Thanks Wendell. I agree. I did talk to the person over Intensive Care and Pediatrics. He was sympathetic, but a bit defensive. Kept saying I need to own part of it. 
It's not about blame or taking ownership, etc.; it's about realizing there is a problem and fixing it. Like you said, the handoff needs to be better.
I am big on systems. Telling everyone to do the handoff better is a behavioral change. Just like when we chastise or try to teach the ED physicians to not do a U/A reflex on urines on two-year-olds or younger or especially cathed specimens. Any pending lab result has to get sent to the PCP as well as the hospitalist. Where was the ordering physician? The ED doctor?

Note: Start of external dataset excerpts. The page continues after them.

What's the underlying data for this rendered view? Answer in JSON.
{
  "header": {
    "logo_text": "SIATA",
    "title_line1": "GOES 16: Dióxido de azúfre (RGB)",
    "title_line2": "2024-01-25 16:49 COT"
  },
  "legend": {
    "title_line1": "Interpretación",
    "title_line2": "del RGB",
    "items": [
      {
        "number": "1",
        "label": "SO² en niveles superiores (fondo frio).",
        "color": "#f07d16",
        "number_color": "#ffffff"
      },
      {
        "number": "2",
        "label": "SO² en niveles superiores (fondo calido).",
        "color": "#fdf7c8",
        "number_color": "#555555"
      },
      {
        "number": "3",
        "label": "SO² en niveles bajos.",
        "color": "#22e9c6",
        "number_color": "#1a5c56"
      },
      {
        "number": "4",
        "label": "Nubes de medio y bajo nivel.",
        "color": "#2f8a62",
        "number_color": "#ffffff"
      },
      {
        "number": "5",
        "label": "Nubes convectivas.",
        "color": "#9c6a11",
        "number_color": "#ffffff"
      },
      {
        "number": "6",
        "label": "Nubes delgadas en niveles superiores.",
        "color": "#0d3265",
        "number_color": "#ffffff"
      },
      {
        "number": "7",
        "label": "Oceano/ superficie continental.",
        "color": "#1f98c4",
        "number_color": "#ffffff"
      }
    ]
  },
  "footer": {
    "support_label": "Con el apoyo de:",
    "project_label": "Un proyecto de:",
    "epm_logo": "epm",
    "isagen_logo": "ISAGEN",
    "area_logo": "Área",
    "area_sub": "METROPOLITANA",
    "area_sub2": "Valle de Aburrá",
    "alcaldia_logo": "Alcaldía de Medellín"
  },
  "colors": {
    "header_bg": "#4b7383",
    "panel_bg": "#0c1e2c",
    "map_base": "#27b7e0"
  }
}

I remember with the U/A and cultures (regardless), the head of microbiology and I came up with the perfect solution. But, no one went with it. CPOE has many places where your selection brings up a window to either stop you or educate you. For instance, try ordering IV Vanco. You can but only after your check off a few boxes that tells the pharmacy why you need to use it. Should be the same with ordering a urinalysis on any child under five or whatever cutoff. Either educate them that young children and infants don't localize their infection plus a UTI in a nine-month-old is much worse than in a 16 yo. Maybe make it mandatory unless you give another reason for the U/A and U/A micro such as hematuria or proteinuria. But, no, they just keep ordering U/A reflexes and putting them on amoxicillin and Bactrim so the UTI has a 50% chance or greater of being resistant. Can't use cefprozil, that would make too much sense. But, I digress.